Deuxièmement, par contre, une petite, dans toute cette étude de crédits, je dirais, une fausse note, c'est les CALACS. Depuis que Mme Nathalie Simard a eu la bonté de...

Le Président (M. Kelley): Je pense, Mme la députée, qu'on est vraiment dans les remarques finales. Alors, concentrez sur...

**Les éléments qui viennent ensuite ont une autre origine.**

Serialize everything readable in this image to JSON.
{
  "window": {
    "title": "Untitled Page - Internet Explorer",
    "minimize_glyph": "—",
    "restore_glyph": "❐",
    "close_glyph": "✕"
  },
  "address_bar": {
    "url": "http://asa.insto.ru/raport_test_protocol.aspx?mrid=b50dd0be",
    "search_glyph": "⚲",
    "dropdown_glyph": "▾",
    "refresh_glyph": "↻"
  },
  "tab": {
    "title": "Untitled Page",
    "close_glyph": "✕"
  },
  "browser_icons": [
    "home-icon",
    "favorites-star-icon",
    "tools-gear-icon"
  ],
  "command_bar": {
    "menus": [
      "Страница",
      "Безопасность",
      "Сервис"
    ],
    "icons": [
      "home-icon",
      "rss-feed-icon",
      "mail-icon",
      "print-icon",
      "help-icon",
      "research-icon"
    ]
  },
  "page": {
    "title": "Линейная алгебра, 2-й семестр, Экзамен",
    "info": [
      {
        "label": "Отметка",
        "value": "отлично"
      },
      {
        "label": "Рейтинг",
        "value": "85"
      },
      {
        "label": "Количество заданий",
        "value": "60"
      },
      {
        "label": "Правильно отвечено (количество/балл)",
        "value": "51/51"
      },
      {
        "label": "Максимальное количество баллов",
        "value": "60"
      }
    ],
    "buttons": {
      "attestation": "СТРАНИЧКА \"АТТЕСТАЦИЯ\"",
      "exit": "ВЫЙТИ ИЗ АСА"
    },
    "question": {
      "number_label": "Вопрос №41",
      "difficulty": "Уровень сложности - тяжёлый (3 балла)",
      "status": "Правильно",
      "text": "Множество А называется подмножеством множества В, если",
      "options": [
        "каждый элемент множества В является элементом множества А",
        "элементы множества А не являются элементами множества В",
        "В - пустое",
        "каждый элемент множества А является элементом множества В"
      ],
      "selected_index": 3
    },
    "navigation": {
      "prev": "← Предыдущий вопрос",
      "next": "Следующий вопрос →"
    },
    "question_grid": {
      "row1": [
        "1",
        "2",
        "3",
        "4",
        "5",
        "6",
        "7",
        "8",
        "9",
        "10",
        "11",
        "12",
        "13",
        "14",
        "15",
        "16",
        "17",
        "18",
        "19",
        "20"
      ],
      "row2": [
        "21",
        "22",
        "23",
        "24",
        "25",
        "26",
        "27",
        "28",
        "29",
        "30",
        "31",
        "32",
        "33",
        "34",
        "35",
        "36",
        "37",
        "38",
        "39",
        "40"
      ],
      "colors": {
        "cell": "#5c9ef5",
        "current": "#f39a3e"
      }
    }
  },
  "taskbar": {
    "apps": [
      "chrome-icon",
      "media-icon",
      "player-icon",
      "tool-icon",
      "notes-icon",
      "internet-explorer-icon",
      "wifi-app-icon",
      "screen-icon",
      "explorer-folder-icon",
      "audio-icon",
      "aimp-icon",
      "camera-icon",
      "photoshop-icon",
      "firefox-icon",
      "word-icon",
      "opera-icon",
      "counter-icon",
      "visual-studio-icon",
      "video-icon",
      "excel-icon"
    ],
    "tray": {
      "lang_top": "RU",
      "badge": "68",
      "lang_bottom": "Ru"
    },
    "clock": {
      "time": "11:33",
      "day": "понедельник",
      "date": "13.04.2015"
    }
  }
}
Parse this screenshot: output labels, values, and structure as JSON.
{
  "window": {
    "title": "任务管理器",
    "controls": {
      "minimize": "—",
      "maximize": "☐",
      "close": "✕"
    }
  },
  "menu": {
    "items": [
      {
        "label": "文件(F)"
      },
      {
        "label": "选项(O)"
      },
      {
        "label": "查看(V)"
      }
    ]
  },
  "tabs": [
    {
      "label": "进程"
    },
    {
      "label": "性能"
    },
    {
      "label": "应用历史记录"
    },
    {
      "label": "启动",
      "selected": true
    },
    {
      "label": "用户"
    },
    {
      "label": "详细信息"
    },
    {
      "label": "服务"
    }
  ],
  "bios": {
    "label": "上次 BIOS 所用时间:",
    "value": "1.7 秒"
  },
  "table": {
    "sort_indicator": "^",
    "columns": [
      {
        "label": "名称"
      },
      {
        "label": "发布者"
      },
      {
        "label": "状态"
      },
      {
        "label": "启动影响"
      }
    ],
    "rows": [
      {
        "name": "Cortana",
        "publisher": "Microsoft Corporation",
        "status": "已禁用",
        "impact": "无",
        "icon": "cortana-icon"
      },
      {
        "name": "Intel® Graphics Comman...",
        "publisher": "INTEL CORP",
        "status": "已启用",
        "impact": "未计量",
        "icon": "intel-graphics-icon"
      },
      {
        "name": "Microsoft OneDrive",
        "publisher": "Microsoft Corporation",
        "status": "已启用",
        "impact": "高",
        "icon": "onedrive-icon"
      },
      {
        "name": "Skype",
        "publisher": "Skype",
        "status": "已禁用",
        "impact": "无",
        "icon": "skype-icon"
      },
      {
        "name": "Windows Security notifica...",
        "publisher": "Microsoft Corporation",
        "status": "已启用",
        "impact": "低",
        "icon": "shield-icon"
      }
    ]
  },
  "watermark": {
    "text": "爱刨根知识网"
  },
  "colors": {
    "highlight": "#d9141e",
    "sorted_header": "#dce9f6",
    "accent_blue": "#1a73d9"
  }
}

Mme Maltais: Ah! oui, oui, c'est ça, mais, dans mes remarques finales, je dis simplement qu'il est dommage parce que ça a été un sujet de discussion. Dans les CALACS, il y a des besoins, il y a des listes d'attente. Je n'ai pas voulu le reprendre, mais il y a des listes d'attente, et, de ce côté-là, c'est sûr que la pression va être présente pendant l'année.

J'ai bien hâte de voir les agentes du Conseil du statut de la femme se déployer sur tout le territoire québécois. Merci, M. le Président.

Des voix: Ha, ha, ha!

Le Président (M. Kelley): Merci beaucoup, et, au nom de la présidence, merci beaucoup aux représentants du ministère, merci beaucoup aux membres de la commission, les recherchistes qui ont appuyé les membres de la commission. Et on va suspendre nos travaux jusqu'à 20 heures, où nous allons passer à l'action communautaire. Merci beaucoup et à tantôt!